Strategi dan Tantangan Dalam Mentransformasi Pembangunan Kelautan
Terbaru

Strategi dan Tantangan Dalam Mentransformasi Pembangunan Kelautan

Cara pandang daratan untuk membangun Indonesia sebagai negara maritim memunculkan disorientasi. Pentingnya menciptakan kualitas sumber daya manusia maritim yang unggul, inovasi teknologi kemaritiman, dan budaya maritim yang kuat sebagai basis peradaban bahari.

Ady Thea DA
Bacaan 3 Menit
Menteri Perencanaan Pembangunan Nasional/Kepala Bapennas, Suharso Monoarfa dalam seminar bertema Penguatan Tata Kelola Kelautan Berkelanjutan dan Berkeadilan Dalam Rencana Pembangunan Nasional, Selasa (8/8/2023). Foto: Tangkapan layar youtube
Menteri Perencanaan Pembangunan Nasional/Kepala Bapennas, Suharso Monoarfa dalam seminar bertema Penguatan Tata Kelola Kelautan Berkelanjutan dan Berkeadilan Dalam Rencana Pembangunan Nasional, Selasa (8/8/2023). Foto: Tangkapan layar youtube

Presiden Joko Widodo telah meluncurkan Rancangan Akhir Rencana Pembangunan Jangka Panjang Nasional (RPJPN) 2025-2045 yang disusun Kementerian PPN/Bappenas untuk mewujudkan Visi Indonesia Emas 2045. Salah satu tema dalam visi Indonesia 2045 yakni mewujudkan Indonesia sebagai poros maritim dunia.

Menteri Perencanaan Pembangunan Nasional (PPN)/Kepala Badan Perencanaan Pembangunan Nasional (Bappenas), Suharso Monoarfa, mengatakan laut adalah wilayah Indonesia yang paling luas. Tapi dalam membangun Indonesia sebagai negara maritim sering terjebak pada pendekatan daratan.

“Bung Karno berpesan jangan melihat pulau di Indonesia itu dipisahkan oleh laut,” katanya dalam seminar bertema ‘Penguatan Tata Kelola Kelautan Berkelanjutan dan Berkeadilan Dalam Rencana Pembangunan Nasional’, Selasa (8/8/2023).

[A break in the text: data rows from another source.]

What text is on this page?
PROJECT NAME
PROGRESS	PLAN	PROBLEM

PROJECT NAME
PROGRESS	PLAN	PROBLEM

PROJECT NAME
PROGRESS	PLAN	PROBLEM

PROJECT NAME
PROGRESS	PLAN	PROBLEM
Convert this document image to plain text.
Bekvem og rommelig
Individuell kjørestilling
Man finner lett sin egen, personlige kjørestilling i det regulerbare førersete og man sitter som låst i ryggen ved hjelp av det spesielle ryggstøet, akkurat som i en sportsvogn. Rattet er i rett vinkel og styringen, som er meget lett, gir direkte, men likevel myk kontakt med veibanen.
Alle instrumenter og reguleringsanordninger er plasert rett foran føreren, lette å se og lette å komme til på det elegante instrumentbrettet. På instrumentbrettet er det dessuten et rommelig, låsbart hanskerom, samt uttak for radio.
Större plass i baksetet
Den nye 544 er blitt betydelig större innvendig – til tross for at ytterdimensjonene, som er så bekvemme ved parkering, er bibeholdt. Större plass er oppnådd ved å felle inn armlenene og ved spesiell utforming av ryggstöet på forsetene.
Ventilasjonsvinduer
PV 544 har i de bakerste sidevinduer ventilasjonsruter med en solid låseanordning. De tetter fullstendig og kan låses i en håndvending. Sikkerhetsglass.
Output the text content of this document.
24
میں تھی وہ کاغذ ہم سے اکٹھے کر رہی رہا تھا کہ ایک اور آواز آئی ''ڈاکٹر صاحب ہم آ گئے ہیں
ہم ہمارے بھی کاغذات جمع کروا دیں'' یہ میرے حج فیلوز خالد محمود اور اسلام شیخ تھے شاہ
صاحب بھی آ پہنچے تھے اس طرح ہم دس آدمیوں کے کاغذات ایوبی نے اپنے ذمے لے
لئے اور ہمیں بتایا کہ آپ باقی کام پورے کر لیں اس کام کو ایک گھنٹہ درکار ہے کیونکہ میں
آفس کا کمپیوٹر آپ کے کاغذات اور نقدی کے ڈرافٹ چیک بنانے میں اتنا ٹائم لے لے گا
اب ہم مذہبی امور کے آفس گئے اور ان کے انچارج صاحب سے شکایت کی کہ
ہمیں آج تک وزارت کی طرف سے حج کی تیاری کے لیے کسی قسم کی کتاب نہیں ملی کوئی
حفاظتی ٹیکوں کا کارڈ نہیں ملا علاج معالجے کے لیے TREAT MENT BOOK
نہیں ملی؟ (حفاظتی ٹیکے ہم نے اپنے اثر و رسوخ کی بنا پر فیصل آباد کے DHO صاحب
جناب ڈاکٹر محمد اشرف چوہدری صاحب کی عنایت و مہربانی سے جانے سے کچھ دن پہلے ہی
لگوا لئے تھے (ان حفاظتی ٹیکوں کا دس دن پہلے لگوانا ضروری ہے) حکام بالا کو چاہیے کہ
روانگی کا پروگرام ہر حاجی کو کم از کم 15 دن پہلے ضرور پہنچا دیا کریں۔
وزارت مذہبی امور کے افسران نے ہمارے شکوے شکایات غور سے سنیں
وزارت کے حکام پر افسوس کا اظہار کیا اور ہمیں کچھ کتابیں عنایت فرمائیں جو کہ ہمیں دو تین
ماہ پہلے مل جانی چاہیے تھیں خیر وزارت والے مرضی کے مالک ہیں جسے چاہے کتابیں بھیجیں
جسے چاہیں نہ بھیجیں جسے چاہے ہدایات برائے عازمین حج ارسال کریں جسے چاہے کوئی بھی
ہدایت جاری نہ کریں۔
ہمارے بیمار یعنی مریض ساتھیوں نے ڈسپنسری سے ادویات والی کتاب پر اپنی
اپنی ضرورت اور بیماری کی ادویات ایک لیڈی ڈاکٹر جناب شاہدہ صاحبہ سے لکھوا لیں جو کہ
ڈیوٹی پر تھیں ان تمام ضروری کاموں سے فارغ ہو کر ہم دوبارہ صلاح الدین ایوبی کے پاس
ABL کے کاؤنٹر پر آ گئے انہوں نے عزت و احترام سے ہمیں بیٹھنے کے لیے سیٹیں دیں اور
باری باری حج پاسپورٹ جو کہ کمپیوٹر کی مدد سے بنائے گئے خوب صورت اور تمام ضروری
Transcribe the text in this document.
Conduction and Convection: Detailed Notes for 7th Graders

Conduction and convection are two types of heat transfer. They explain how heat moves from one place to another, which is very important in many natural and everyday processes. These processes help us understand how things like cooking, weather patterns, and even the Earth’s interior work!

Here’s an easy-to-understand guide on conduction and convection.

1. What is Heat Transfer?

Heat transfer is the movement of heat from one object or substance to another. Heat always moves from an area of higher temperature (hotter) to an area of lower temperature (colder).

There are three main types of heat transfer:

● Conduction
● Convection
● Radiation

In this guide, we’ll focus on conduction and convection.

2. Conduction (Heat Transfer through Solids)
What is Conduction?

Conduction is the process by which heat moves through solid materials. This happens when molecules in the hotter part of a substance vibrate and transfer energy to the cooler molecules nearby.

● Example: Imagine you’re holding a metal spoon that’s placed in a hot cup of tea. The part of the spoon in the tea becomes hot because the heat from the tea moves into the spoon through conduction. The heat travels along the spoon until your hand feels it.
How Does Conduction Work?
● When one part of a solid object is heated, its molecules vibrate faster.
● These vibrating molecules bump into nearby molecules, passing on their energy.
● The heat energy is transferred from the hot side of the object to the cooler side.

Suharso menyebut cara pandang daratan untuk membangun Indonesia sebagai negara maritim memunculkan disorientasi. Dia mencontohkan cara pandang daratan yang digunakan di laut yakni menangkap ikan yang tidak memperhatikan keberlanjutan dan pelestarian lingkungan. Hal itu yang dilakukan negara lain dimana penangkapan ikan hanya boleh dilakukan pada lokasi tertentu. Penangkapan ikan berlebihan berdampak buruk terhadap ekosistem laut.

Baca juga:

Tak hanya laut, Suharso melihat sejumlah danau mengalami kerusakan dan sulit dipulihkan walau sudah menghabiskan biaya besar. Dalam buku berjudul ‘The World in 2050’ salah satu yang disorot yakni kota di Indonesia terancam tenggelam karena dampak perubahan iklim. Intinya Indonesia sebagai negara kepulauan rentan terdampak krisis iklim. Oleh karena itu pembangunan ke depan arahnya tanpa merusak lingkungan.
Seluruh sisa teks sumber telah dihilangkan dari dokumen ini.